A Justiça julgou essa ação improcedente. Na época, o juiz Marcelo Castro Almeida Prado de Siqueira considerou que, embora as postagens fossem "vulgares e socialmente reprováveis", ainda estavam "dentro dos limites da liberdade de expressão."
A publicação era acompanhada por imagens geradas por inteligência artificial nas quais o padre Júlio Lancellotti parecia trajado com vestes religiosas segurando linguiças em poses de conotação sexual.
Essas publicações geraram uma nova ação do religioso contra o comediante.
Na decisão, publicada no dia 8 de agosto, a juíza Daniela Dejuste de Paula afirmou que as novas publicações do comediante "atingiram diretamente honra e reputação (do padre Júlio), ultrapassando o mero desconforto decorrente da exposição inerente à condição de pessoa pública."

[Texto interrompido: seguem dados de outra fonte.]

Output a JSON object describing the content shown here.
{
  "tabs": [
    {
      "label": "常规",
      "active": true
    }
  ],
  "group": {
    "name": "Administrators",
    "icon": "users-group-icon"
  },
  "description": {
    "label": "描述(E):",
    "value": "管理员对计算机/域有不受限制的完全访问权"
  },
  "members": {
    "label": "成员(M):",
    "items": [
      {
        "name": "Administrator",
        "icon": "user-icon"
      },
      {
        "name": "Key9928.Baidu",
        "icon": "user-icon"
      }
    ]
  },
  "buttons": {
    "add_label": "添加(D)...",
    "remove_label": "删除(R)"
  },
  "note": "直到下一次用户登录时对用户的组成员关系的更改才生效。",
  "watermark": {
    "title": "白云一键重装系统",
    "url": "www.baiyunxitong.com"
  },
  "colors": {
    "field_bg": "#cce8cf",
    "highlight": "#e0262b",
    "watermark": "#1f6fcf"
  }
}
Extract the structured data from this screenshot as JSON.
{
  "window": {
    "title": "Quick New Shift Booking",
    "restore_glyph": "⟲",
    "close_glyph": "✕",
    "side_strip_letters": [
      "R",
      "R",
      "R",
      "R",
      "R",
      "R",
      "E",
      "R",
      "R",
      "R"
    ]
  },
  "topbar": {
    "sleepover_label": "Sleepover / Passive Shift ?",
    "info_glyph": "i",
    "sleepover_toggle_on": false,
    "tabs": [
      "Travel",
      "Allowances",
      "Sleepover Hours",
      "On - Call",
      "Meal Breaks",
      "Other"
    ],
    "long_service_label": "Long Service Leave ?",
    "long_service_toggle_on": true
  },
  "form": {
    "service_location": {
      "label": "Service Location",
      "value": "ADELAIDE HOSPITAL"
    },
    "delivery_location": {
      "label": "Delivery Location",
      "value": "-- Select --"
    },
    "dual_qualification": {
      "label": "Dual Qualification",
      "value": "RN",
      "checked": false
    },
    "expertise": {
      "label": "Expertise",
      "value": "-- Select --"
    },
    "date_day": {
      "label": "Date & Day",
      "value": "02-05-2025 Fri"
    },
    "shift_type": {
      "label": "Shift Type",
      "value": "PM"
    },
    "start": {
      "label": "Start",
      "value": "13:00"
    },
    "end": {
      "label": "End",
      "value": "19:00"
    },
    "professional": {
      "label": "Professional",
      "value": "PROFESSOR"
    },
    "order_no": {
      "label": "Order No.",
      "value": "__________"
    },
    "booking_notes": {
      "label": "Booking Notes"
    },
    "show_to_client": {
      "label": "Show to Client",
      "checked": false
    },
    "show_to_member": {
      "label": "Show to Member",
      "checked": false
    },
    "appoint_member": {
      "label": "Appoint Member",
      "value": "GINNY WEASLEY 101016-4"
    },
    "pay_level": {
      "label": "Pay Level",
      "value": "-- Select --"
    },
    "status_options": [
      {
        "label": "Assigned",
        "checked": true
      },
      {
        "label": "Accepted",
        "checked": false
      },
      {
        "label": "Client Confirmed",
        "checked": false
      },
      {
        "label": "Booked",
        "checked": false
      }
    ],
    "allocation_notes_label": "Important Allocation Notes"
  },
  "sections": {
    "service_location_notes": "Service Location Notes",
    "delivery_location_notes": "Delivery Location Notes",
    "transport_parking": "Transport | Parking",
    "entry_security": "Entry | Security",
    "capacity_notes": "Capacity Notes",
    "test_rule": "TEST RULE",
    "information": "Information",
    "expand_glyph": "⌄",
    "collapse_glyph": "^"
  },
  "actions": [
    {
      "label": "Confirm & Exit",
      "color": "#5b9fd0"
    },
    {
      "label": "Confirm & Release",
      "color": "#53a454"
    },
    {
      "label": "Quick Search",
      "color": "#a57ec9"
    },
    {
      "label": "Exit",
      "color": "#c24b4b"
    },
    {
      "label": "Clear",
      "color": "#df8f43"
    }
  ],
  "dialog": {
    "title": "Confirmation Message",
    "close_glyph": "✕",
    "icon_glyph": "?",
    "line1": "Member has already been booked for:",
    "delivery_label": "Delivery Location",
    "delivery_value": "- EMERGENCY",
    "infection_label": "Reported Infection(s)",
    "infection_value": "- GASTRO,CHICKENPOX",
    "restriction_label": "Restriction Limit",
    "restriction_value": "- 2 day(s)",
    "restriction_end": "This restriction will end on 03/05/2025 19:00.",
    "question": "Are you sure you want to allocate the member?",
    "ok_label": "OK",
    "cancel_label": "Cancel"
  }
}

"O humor ácido, incômodo, agressivo, vulgar ou de mau gosto continua, em princípio, protegido pela liberdade de expressão", escreveu a magistrada.
"Há, contudo, diferença entre crítica ou sátira contundente e utilização dessa liberdade para atribuir fato desabonador sem correspondente suporte documental, associando-o à exposição sexualizada e vexatória da imagem de terceiro", escreveu a magistrada.
"Já não se está diante apenas de crítica à atuação pública, religiosa ou política do autor, tampouco de sátira acerca do resultado de demanda judicial, mas da utilização de sua própria pessoa, de sua condição sacerdotal e de conotação sexual como instrumentos de ridicularização", escreveu a juíza.
A decisão, em primeira instância, está sujeita a recursos em cortes superiores.